Dawn painted the gothic windows gold as Alaric von Drachenherz opened his eyes. Three months. Three months since his rebirth into this noble child's body, three months spent observing, learning, and secretly experimenting. Today, everything would change.
Shadows danced across the tapestries as he walked the palace corridors. Servants averted their gaze as he passed, but Alaric caught their whispers:
*"...the young lord... magic trial today..."*
*"...if he turns out useless like Uncle Luthor..."*
A slamming door cut through his thoughts.
"By the gods! Today of all days you wake early?" Seraphine, his elder sister, appeared in her practice uniform stained with magical soot. "Nervous about the trial? Don't worry, little brother." She pinched his cheek with false condescension. "Even if you only have an affinity for dry soil, you can always be my assistant."
Alaric forced a smile. Behind that mockery lay genuine concern. In Valtheria's aristocratic world, magicless sons were worth less than a pedigreed horse.
The Grand Hall of Crystals hummed with solemn energy. Seven black marble walls displayed runes of the Seven Magical Catastrophes, while the vaulted ceiling shimmered with artificial constellations. At the center, upon an ebony pedestal, the Axiom Crystal pulsed with inner light.
"Approach, child." Magister Orlan, an elf with silver hair and storm-gray eyes, extended a bony hand. "Today we shall see what gifts the magical flow has granted you."
Alaric stepped forward under the weight of watching eyes: curious servants, impassive guards, and in the shadows, the imposing silhouette of his father, Duke Edric.
"Before we begin," the elf inclined his head, "tell me, what do you perceive when gazing at the crystal?"
Alaric swallowed the truth. He saw fractures in the artifact's energy matrix, as if someone had tampered with it. "It shines... unevenly," he murmured.
The crystal felt icy to the touch. When his small fingers made contact, the artifact emitted a deep pulse that resonated in his bones. The wall runes ignited in sequence.
The phenomenon began without warning. The crystal vibrated violently enough to shake the floor. Its white light shifted to gold, then scarlet, then deepest blue. It projected flames identical to Seraphine's, replicated the tutor's concealment mist, and for one blood-chilling moment, emitted a flash of sacred light that made Magister Orlan stagger back.
"By the lost arcana!" The elf paled. "A Miracle Incarnation! But that's impossible without prior training!"
On the threshold, Seraphine dropped the book she'd been holding. The crash echoed through the sudden silence.
Without thinking, in his past life's tongue, Alaric whispered: "Should stop."
The crystal obeyed. It snuffed out like a smothered candle.
Duke Edric stepped forward with measured steps. "Magister Orlan," he said in a voice that froze the hall, "what manner of affinity can seal an axiom crystal?"
The elf swallowed. "None known, Your Grace. Only the Incarnates from forbidden texts could—"
"Enough." The duke's gesture cut the air. His gaze swept the room. "This examination never happened. Should anyone speak of it..." He let the threat hang like an executioner's blade. "...they'll lack enough body to fill a teacup."
As he was escorted out, Alaric felt his father's stare burning his neck. What gleamed in those gray eyes wasn't pride. It was hunger.

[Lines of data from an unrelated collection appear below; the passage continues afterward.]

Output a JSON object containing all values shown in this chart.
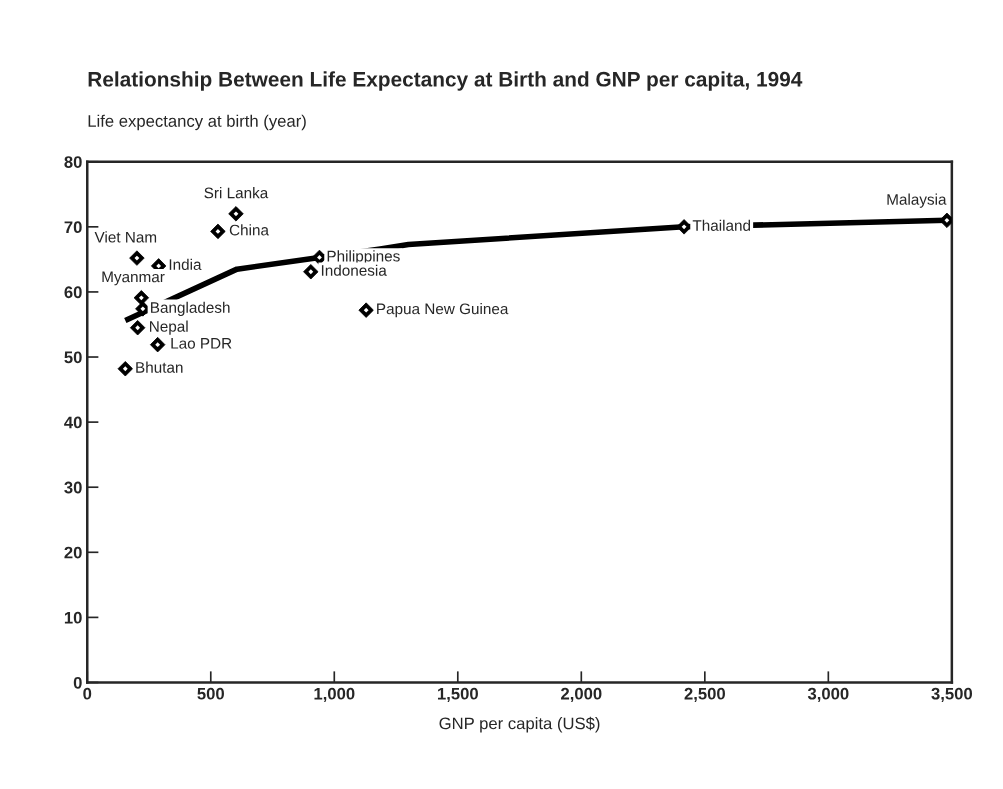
{
  "chart_data": {
    "type": "scatter",
    "title": "Relationship Between Life Expectancy at Birth and GNP per capita, 1994",
    "ylabel": "Life expectancy at birth (year)",
    "xlabel": "GNP per capita (US$)",
    "series": [
      {
        "marker": "diamond",
        "color": "#000000",
        "x": [
          602,
          529,
          201,
          289,
          219,
          225,
          204,
          285,
          154,
          940,
          905,
          1129,
          2416,
          3480
        ],
        "values": [
          72.0,
          69.3,
          65.2,
          64.0,
          59.1,
          57.4,
          54.5,
          51.9,
          48.2,
          65.3,
          63.1,
          57.2,
          70.0,
          71.0
        ]
      },
      {
        "type": "line",
        "marker": "none",
        "color": "#000000",
        "x": [
          154,
          606,
          940,
          1186,
          1300,
          2416,
          3480
        ],
        "values": [
          55.6,
          63.5,
          65.3,
          66.6,
          67.3,
          70.0,
          71.0
        ]
      }
    ],
    "annotations": [
      {
        "text": "Sri Lanka",
        "x": 602,
        "y": 72.0
      },
      {
        "text": "China",
        "x": 529,
        "y": 69.3
      },
      {
        "text": "Viet Nam",
        "x": 201,
        "y": 65.2
      },
      {
        "text": "India",
        "x": 289,
        "y": 64.0
      },
      {
        "text": "Myanmar",
        "x": 219,
        "y": 59.1
      },
      {
        "text": "Bangladesh",
        "x": 225,
        "y": 57.4
      },
      {
        "text": "Nepal",
        "x": 204,
        "y": 54.5
      },
      {
        "text": "Lao PDR",
        "x": 285,
        "y": 51.9
      },
      {
        "text": "Bhutan",
        "x": 154,
        "y": 48.2
      },
      {
        "text": "Philippines",
        "x": 940,
        "y": 65.3
      },
      {
        "text": "Indonesia",
        "x": 905,
        "y": 63.1
      },
      {
        "text": "Papua New Guinea",
        "x": 1129,
        "y": 57.2
      },
      {
        "text": "Thailand",
        "x": 2416,
        "y": 70.0
      },
      {
        "text": "Malaysia",
        "x": 3480,
        "y": 71.0
      }
    ],
    "grid": false,
    "legend": false,
    "xlim": [
      0,
      3500
    ],
    "xticks": [
      0,
      500,
      {
        "value": 1000,
        "label": "1,000"
      },
      {
        "value": 1500,
        "label": "1,500"
      },
      {
        "value": 2000,
        "label": "2,000"
      },
      {
        "value": 2500,
        "label": "2,500"
      },
      {
        "value": 3000,
        "label": "3,000"
      },
      {
        "value": 3500,
        "label": "3,500"
      }
    ],
    "ylim": [
      0,
      80
    ],
    "yticks": [
      0,
      10,
      20,
      30,
      40,
      50,
      60,
      70,
      80
    ]
  }
}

That night, in his new quarters in the north wing (reserved for "problematic" nobles), Alaric found a book on his pillow. *Treatise on Lost Miracles* glimmered in gold lettering. The marked page showed an illustration of a golden-eyed child being consumed by inner flames. The text warned:
*"Incarnation is no gift, but a parasite. It feeds on memories until only a husk remains."*
The wind turned pages unaided, revealing a phrase in his native tongue: *"They are watching."*
Fever came at moon's zenith. Alaric writhed in bed, visions stabbing his mind like daggers:
A man with his face screaming amidst ruins... A golden-eyed woman whispering warnings... A throne of bones beneath a dead sky... An adult Seraphine, chained, her eyes hollow...
Between visions, a voice whispered in his tongue: *"Beware broken mirrors."*
When Seraphine burst in with cold water, her usual sarcasm broke at the sight of blood on the pillow.
"Idiot! Why pretend to be mediocre?" She wiped his brow with trembling hands.
Alaric, shivering, gripped her wrist. "I didn't. Someone put this inside me... and now it wants out."
A rustle in the garden. Between the bushes, two golden points glowed then vanished. Like eyes closing.
Alaric understood then the terrible truth: his gift was a trap. And someone else in the palace had already fallen into it.